Third post-Newtonian dynamics of compact binaries: Noetherian conserved quantities and equivalence between the harmonic-coordinate and ADM-Hamiltonian formalisms

TL;DR

This paper derives a third post-Newtonian Lagrangian for compact binaries, identifies conserved quantities, and proves its physical equivalence to the ADM-Hamiltonian formalism, clarifying the relationship between two approaches in gravitational dynamics.

Contribution

It provides a Lagrangian formulation at 3PN order, computes conserved quantities, and establishes the equivalence between harmonic-coordinate and ADM-Hamiltonian formalisms.

Findings

Derived the 3PN Lagrangian depending on positions, velocities, and accelerations.
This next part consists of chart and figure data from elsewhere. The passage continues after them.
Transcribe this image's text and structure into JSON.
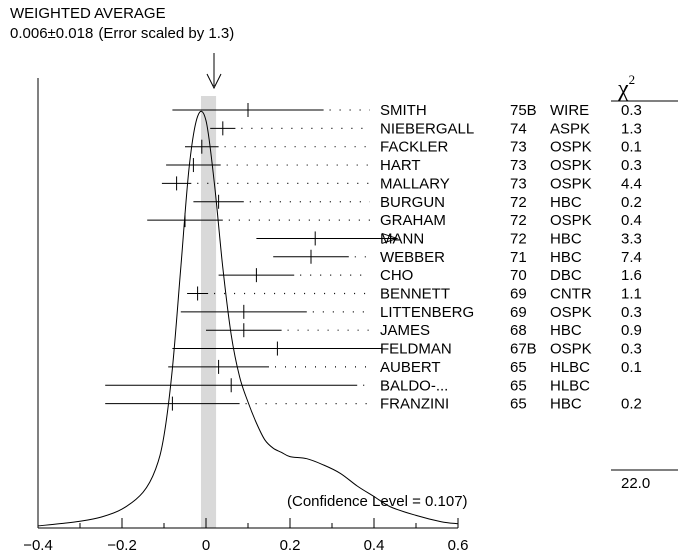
{
  "chart_data": {
    "type": "ideogram",
    "header": {
      "title": "WEIGHTED AVERAGE",
      "value": "0.006",
      "pm": "±",
      "error": "0.018",
      "note": "(Error scaled by 1.3)"
    },
    "weighted_average": 0.006,
    "weighted_error": 0.018,
    "chi2_header": "χ",
    "chi2_sup": "2",
    "xlim": [
      -0.4,
      0.6
    ],
    "xticks": [
      -0.4,
      -0.2,
      0,
      0.2,
      0.4,
      0.6
    ],
    "xtick_labels": [
      "−0.4",
      "−0.2",
      "0",
      "0.2",
      "0.4",
      "0.6"
    ],
    "measurements": [
      {
        "author": "SMITH",
        "year": "75B",
        "tech": "WIRE",
        "chi2": "0.3",
        "value": 0.1,
        "error": 0.18
      },
      {
        "author": "NIEBERGALL",
        "year": "74",
        "tech": "ASPK",
        "chi2": "1.3",
        "value": 0.04,
        "error": 0.03
      },
      {
        "author": "FACKLER",
        "year": "73",
        "tech": "OSPK",
        "chi2": "0.1",
        "value": -0.01,
        "error": 0.04
      },
      {
        "author": "HART",
        "year": "73",
        "tech": "OSPK",
        "chi2": "0.3",
        "value": -0.03,
        "error": 0.065
      },
      {
        "author": "MALLARY",
        "year": "73",
        "tech": "OSPK",
        "chi2": "4.4",
        "value": -0.07,
        "error": 0.035
      },
      {
        "author": "BURGUN",
        "year": "72",
        "tech": "HBC",
        "chi2": "0.2",
        "value": 0.03,
        "error": 0.06
      },
      {
        "author": "GRAHAM",
        "year": "72",
        "tech": "OSPK",
        "chi2": "0.4",
        "value": -0.05,
        "error": 0.09
      },
      {
        "author": "MANN",
        "year": "72",
        "tech": "HBC",
        "chi2": "3.3",
        "value": 0.26,
        "error": 0.14,
        "arrow": true
      },
      {
        "author": "WEBBER",
        "year": "71",
        "tech": "HBC",
        "chi2": "7.4",
        "value": 0.25,
        "error": 0.09
      },
      {
        "author": "CHO",
        "year": "70",
        "tech": "DBC",
        "chi2": "1.6",
        "value": 0.12,
        "error": 0.09
      },
      {
        "author": "BENNETT",
        "year": "69",
        "tech": "CNTR",
        "chi2": "1.1",
        "value": -0.02,
        "error": 0.025
      },
      {
        "author": "LITTENBERG",
        "year": "69",
        "tech": "OSPK",
        "chi2": "0.3",
        "value": 0.09,
        "error": 0.15
      },
      {
        "author": "JAMES",
        "year": "68",
        "tech": "HBC",
        "chi2": "0.9",
        "value": 0.09,
        "error": 0.09
      },
      {
        "author": "FELDMAN",
        "year": "67B",
        "tech": "OSPK",
        "chi2": "0.3",
        "value": 0.17,
        "error": 0.25
      },
      {
        "author": "AUBERT",
        "year": "65",
        "tech": "HLBC",
        "chi2": "0.1",
        "value": 0.03,
        "error": 0.12
      },
      {
        "author": "BALDO-...",
        "year": "65",
        "tech": "HLBC",
        "chi2": "",
        "value": 0.06,
        "error": 0.3
      },
      {
        "author": "FRANZINI",
        "year": "65",
        "tech": "HBC",
        "chi2": "0.2",
        "value": -0.08,
        "error": 0.16
      }
    ],
    "chi2_total": "22.0",
    "confidence_level": "(Confidence Level = 0.107)",
    "ideogram_curve": [
      [
        -0.4,
        0.005
      ],
      [
        -0.35,
        0.01
      ],
      [
        -0.3,
        0.016
      ],
      [
        -0.25,
        0.026
      ],
      [
        -0.2,
        0.045
      ],
      [
        -0.15,
        0.085
      ],
      [
        -0.12,
        0.14
      ],
      [
        -0.1,
        0.22
      ],
      [
        -0.08,
        0.38
      ],
      [
        -0.06,
        0.62
      ],
      [
        -0.04,
        0.86
      ],
      [
        -0.02,
        0.98
      ],
      [
        0.0,
        0.97
      ],
      [
        0.02,
        0.82
      ],
      [
        0.04,
        0.62
      ],
      [
        0.06,
        0.46
      ],
      [
        0.08,
        0.36
      ],
      [
        0.1,
        0.3
      ],
      [
        0.12,
        0.25
      ],
      [
        0.14,
        0.21
      ],
      [
        0.16,
        0.19
      ],
      [
        0.18,
        0.18
      ],
      [
        0.2,
        0.17
      ],
      [
        0.24,
        0.165
      ],
      [
        0.28,
        0.15
      ],
      [
        0.32,
        0.13
      ],
      [
        0.36,
        0.1
      ],
      [
        0.4,
        0.075
      ],
      [
        0.44,
        0.05
      ],
      [
        0.5,
        0.03
      ],
      [
        0.56,
        0.015
      ],
      [
        0.6,
        0.01
      ]
    ]
  }
}
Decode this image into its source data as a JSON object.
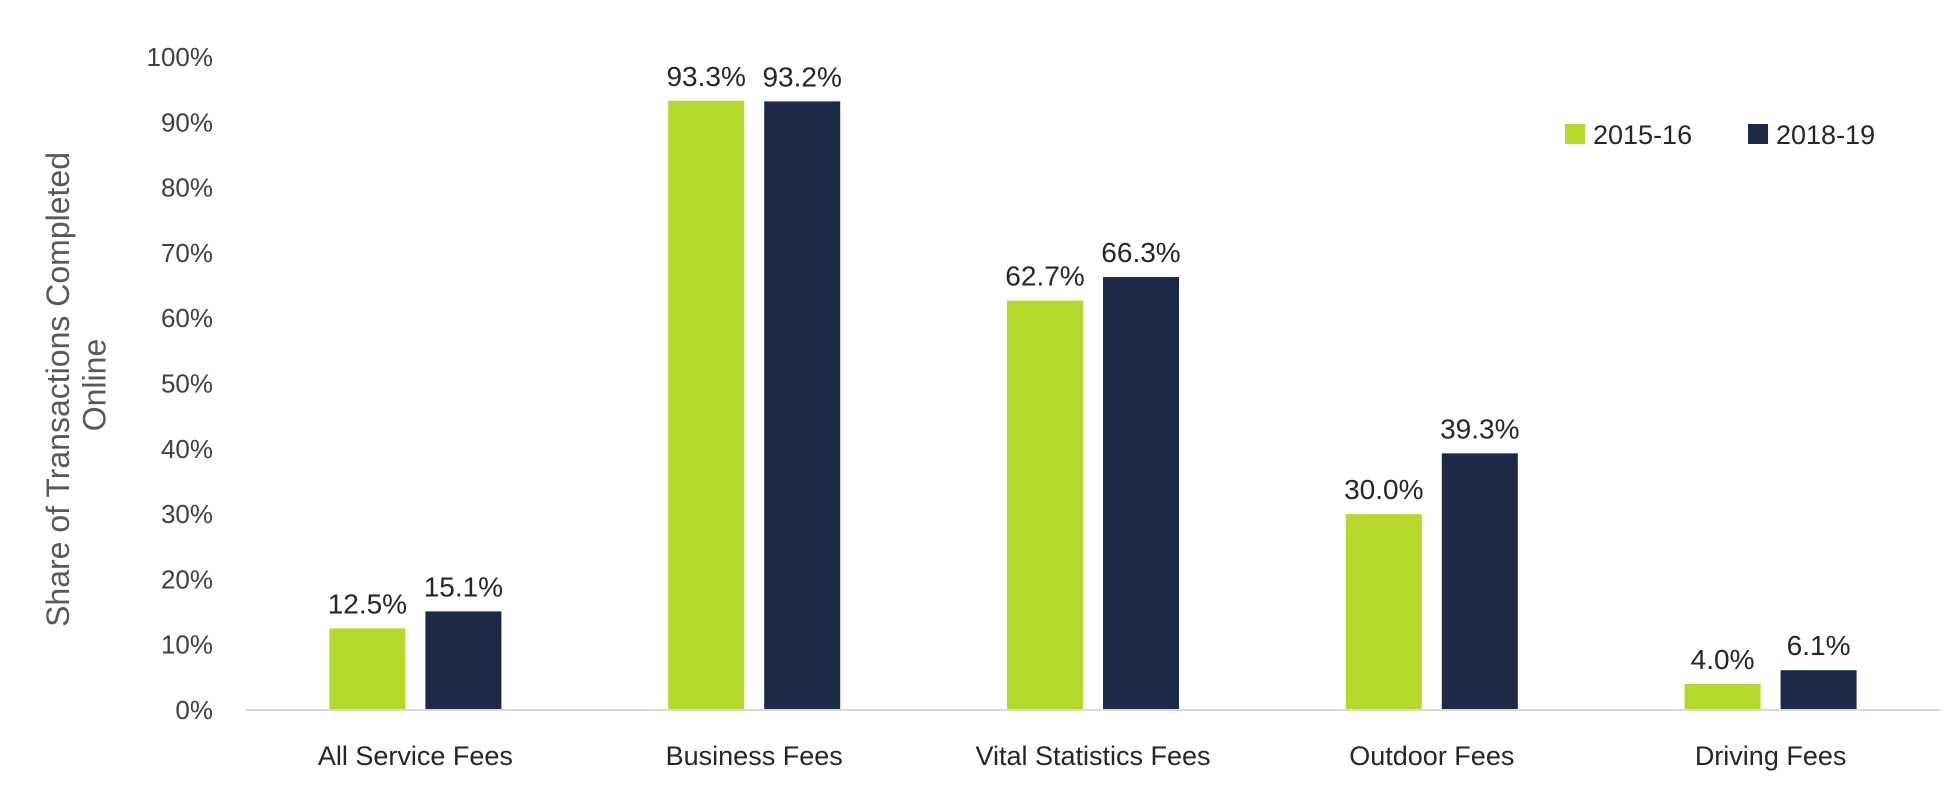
{
  "chart_data": {
    "type": "bar",
    "title": "",
    "xlabel": "",
    "ylabel": "Share of Transactions Completed Online",
    "ylabel_lines": [
      "Share of Transactions Completed",
      "Online"
    ],
    "ylim": [
      0,
      100
    ],
    "yticks": [
      "0%",
      "10%",
      "20%",
      "30%",
      "40%",
      "50%",
      "60%",
      "70%",
      "80%",
      "90%",
      "100%"
    ],
    "grid": false,
    "legend_position": "top-right",
    "categories": [
      "All Service Fees",
      "Business Fees",
      "Vital Statistics Fees",
      "Outdoor Fees",
      "Driving Fees"
    ],
    "series": [
      {
        "name": "2015-16",
        "color": "#b5d92a",
        "values": [
          12.5,
          93.3,
          62.7,
          30.0,
          4.0
        ],
        "labels": [
          "12.5%",
          "93.3%",
          "62.7%",
          "30.0%",
          "4.0%"
        ]
      },
      {
        "name": "2018-19",
        "color": "#1c2a48",
        "values": [
          15.1,
          93.2,
          66.3,
          39.3,
          6.1
        ],
        "labels": [
          "15.1%",
          "93.2%",
          "66.3%",
          "39.3%",
          "6.1%"
        ]
      }
    ]
  }
}
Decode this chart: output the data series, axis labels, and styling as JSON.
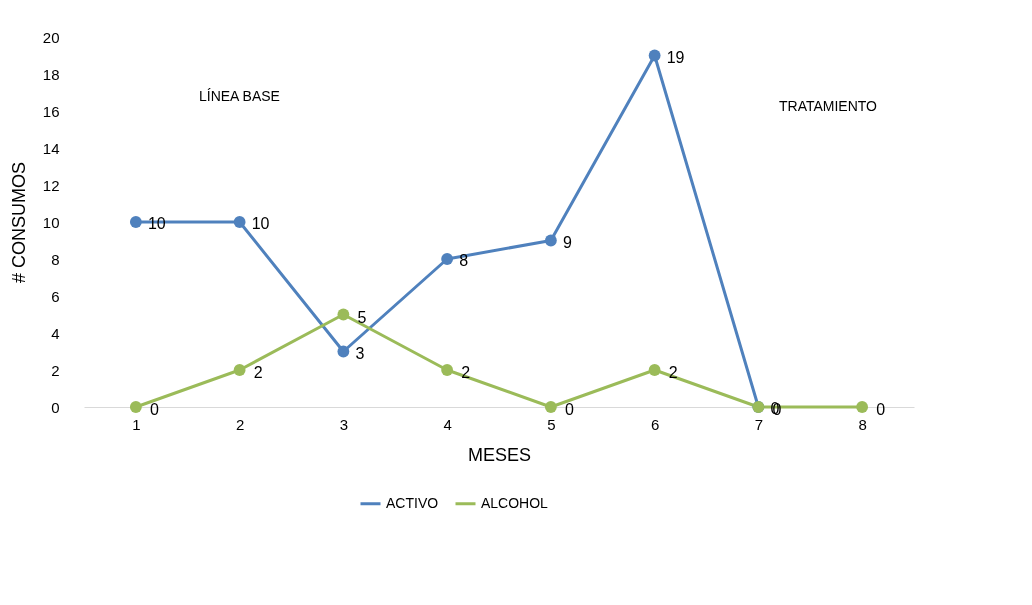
{
  "chart_data": {
    "type": "line",
    "xlabel": "MESES",
    "ylabel": "# CONSUMOS",
    "categories": [
      "1",
      "2",
      "3",
      "4",
      "5",
      "6",
      "7",
      "8"
    ],
    "series": [
      {
        "name": "ACTIVO",
        "color": "#4f81bd",
        "values": [
          10,
          10,
          3,
          8,
          9,
          19,
          0,
          null
        ]
      },
      {
        "name": "ALCOHOL",
        "color": "#9bbb59",
        "values": [
          0,
          2,
          5,
          2,
          0,
          2,
          0,
          0
        ]
      }
    ],
    "ylim": [
      0,
      20
    ],
    "yticks": [
      0,
      2,
      4,
      6,
      8,
      10,
      12,
      14,
      16,
      18,
      20
    ],
    "annotations": [
      "LÍNEA BASE",
      "TRATAMIENTO"
    ],
    "data_labels": true,
    "grid": false,
    "legend": "bottom",
    "marker": "circle",
    "line_style": "solid"
  }
}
Computed Noetherian conserved quantities associated with Poincaré invariance.

Proved the physical equivalence of harmonic-coordinate and ADM-Hamiltonian formalisms at 3PN.

Abstract

A Lagrangian from which derive the third post-Newtonian (3PN) equations of motion of compact binaries (neglecting the radiation reaction damping) is obtained. The 3PN equations of motion were computed previously by Blanchet and Faye in harmonic coordinates. The Lagrangian depends on the harmonic-coordinate positions, velocities and accelerations of the two bodies. At the 3PN order, the appearance of one undetermined physical parameter \lambda reflects an incompleteness of the point-mass regularization used when deriving the equations of motion. In addition the Lagrangian involves two unphysical (gauge-dependent) constants r'_1 and r'_2 parametrizing some logarithmic terms. The expressions of the ten Noetherian conserved quantities, associated with the invariance of the Lagrangian under the Poincar\'e group, are computed. By performing an infinitesimal ``contact'' transformation of the motion, we prove that the 3PN harmonic-coordinate Lagrangian is physically equivalent to the 3PN Arnowitt-Deser-Misner Hamiltonian obtained recently by Damour, Jaranowski and Sch\"afer.